Advancing the cause of civil rights

The Washington Post‘s Richard Cohen devotes his column today to praising New York Gov. Andrew Cuomo’s (D) achievement on marriage equality. There’s no doubt the governor deserves the praise, and I’m delighted to see him receive great accolades.

But Cohen goes a step further, using praise for Cuomo to condemn President Obama.

It has been forever since a single politician did so much to advance what is, after all, a civil rights cause. Certainly, Barack Obama has never done so. Aside from his own presidency — no small matter, I grant you — he has been Mr. On-The-Other-Hand, a man so contained he is his own political sump hole, into which hot issues just disappear.

We talked yesterday about the flaws in the comparison between Cuomo and the president, so let’s put that aside.

When it comes to same-sex marriage, obviously the president is not yet where he needs to be. Obama’s position is “evolving,” and I’m extremely confident that he’ll support marriage equality in the not-too-distant future, but if Cohen and others want to criticize him for being too slow to do the right thing, I’ll gladly agree.

But to say the president has “never” advanced civil rights, and has simply allowed hot issues to “disappear,” is both wrong and lazy.

Cohen wouldn’t even have to look very hard to get the facts — the White House has a page on its website, which Cohen should have taken a few seconds to look at, devoted to the administration’s achievements on civil rights, and after two-and-a-half years in office, there are some important breakthroughs:

* The President signed the Lilly Ledbetter Fair Pay Act, restoring basic protections against pay discrimination for women and other workers.

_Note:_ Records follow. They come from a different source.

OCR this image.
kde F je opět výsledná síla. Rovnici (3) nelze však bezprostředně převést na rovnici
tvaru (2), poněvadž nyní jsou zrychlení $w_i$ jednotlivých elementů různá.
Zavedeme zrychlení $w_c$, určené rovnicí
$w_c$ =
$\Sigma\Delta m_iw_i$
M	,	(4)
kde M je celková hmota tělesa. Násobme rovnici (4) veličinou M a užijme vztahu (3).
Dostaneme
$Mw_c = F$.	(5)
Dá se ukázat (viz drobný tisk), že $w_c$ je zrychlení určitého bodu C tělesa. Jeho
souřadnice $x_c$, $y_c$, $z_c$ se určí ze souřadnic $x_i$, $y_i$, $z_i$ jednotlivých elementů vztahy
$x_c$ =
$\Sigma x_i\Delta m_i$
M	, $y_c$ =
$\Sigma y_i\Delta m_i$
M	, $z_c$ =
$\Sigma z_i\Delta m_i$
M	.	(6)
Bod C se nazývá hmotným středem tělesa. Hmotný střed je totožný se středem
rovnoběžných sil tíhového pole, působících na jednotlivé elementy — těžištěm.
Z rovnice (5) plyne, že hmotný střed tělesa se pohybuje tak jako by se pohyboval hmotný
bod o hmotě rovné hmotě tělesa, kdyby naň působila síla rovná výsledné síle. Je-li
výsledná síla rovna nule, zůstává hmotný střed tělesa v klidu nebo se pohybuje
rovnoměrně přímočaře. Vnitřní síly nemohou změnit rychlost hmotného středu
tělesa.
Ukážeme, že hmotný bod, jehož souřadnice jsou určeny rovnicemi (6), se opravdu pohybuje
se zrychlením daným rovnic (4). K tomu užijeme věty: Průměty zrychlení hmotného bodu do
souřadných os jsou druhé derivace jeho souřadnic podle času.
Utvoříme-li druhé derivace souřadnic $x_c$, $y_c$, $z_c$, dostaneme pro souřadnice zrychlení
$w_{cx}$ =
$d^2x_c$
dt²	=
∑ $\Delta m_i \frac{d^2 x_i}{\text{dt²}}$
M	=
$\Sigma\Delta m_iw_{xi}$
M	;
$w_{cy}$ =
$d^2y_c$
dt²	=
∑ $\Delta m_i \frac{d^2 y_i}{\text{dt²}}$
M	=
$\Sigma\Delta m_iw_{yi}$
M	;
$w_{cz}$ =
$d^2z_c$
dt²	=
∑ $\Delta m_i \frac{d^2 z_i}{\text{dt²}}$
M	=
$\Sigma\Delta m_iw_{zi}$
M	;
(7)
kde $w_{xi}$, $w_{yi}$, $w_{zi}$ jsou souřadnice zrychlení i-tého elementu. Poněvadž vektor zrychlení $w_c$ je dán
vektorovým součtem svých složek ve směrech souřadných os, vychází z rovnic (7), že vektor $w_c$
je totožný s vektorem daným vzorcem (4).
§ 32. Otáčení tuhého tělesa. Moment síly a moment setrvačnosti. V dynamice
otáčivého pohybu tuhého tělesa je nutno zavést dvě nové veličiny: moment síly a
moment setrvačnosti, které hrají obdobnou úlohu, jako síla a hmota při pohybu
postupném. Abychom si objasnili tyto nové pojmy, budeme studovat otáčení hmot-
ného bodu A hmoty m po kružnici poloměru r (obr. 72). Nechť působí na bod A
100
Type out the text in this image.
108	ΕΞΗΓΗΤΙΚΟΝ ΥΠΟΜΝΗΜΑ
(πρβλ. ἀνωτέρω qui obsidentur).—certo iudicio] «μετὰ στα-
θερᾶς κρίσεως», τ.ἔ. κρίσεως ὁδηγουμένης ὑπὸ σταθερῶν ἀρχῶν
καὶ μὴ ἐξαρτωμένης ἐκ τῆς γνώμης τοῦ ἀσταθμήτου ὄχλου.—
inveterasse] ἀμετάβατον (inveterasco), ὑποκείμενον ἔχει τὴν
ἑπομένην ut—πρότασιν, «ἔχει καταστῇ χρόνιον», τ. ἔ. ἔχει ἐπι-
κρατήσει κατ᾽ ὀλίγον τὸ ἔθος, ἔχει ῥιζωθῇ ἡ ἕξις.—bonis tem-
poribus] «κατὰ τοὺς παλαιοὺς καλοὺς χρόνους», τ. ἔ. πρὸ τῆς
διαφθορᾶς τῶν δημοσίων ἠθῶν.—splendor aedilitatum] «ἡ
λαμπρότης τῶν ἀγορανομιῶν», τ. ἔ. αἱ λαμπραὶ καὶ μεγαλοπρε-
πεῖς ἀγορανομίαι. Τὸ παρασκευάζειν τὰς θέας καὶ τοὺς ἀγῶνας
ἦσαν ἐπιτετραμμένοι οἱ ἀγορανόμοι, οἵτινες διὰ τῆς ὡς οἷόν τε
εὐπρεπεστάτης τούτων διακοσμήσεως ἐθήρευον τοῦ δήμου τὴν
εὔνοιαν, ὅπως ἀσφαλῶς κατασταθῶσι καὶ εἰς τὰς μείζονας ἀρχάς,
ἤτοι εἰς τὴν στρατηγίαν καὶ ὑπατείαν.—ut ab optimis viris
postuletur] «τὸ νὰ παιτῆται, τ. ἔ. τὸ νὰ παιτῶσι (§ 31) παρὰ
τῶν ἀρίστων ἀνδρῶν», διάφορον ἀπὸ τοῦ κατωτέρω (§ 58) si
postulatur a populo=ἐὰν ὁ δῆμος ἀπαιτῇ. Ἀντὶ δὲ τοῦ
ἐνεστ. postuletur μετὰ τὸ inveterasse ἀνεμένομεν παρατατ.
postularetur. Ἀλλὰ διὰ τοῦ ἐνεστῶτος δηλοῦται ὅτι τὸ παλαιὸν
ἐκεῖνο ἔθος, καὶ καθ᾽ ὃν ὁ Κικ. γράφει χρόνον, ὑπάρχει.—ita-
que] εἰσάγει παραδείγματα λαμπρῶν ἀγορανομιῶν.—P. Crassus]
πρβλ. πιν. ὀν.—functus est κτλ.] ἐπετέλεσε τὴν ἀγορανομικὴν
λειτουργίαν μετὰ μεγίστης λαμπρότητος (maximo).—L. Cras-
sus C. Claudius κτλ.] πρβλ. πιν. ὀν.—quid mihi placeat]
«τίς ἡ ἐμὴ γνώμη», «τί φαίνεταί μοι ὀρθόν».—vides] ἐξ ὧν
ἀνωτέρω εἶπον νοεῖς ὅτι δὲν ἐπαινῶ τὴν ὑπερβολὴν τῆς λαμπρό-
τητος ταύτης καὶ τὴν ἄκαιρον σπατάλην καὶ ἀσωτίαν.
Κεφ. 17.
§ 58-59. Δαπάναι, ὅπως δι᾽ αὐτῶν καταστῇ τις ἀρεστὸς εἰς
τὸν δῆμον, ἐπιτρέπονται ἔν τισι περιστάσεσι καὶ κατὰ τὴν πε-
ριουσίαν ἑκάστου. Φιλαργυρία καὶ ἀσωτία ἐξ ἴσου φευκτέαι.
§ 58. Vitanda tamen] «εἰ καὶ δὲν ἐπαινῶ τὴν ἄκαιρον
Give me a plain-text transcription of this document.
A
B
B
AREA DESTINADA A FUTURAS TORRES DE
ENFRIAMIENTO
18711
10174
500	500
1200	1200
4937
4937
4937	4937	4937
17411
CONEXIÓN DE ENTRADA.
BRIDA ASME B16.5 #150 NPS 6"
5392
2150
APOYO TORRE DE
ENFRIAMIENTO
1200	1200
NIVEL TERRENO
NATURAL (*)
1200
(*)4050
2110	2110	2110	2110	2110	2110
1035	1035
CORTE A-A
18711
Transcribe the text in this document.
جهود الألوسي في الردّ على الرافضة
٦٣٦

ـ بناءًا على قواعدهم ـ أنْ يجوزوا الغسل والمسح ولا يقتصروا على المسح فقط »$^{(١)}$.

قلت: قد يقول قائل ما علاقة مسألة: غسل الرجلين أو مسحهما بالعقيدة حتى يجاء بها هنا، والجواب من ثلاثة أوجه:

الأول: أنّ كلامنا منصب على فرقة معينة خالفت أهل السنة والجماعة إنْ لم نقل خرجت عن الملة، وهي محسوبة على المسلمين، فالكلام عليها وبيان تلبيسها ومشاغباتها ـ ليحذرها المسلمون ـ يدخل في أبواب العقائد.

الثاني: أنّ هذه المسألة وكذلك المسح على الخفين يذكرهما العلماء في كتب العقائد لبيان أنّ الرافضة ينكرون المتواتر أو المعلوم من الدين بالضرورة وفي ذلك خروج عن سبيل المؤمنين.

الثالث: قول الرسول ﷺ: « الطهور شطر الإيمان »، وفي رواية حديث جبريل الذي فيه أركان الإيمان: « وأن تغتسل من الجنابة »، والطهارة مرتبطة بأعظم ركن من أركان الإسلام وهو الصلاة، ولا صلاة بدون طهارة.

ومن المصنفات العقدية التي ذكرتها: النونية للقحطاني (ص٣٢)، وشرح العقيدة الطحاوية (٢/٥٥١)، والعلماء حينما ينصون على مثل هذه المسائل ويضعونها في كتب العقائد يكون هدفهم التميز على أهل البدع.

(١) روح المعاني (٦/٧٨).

* President Obama pushed for the repeal of “Don’t Ask Don’t Tell” in his first State of the Union address, and followed through to sign the Don’t Ask, Don’t Tell Repeal Act of 2010 into law.

* President Obama signed a memorandum expanding federal benefits for the same-sex partners of Foreign Service and executive branch government employees.

* The President signed into law the FY2010 National Defense Authorization Act which included the Matthew Shepard and James Byrd, Jr. Hate Crimes Prevention Act.

* The President issued a Presidential Memorandum directing the HHS Secretary to ensure that those hospitals that receive Medicare and Medicaid funds will give gay and lesbian patients and their families the compassion, dignity and respect they deserve in difficult times, as well as widows and widowers with no children, members of religious orders, and others whom otherwise may not have been able to receive visits from good friends and loved ones who are not immediate relatives, or select them to make decisions on their behalf in case of incapacitation.

* The President signed the Fair Sentencing Act, which reduces the disparity in the amounts of powder cocaine and crack cocaine required for the imposition of mandatory minimum sentences and eliminates the mandatory minimum sentence for simple possession of crack cocaine.

* Signed the Claims Resolution Act of 2010 providing funding and statutory authorities for the settlement agreements reached in the Cobell lawsuit, brought by Native Americans; the Pigford II lawsuit, brought by African American farmers; and four separate water rights suits, brought by Native American tribes.

This is not to say the work is complete, and one can hope Obama does even more, especially on marriage. But after two-and-a-half years in office, this is the start of a record the president can be proud of.

Richard Cohen makes it sound as if Obama has ignored civil rights altogether. That’s absurd.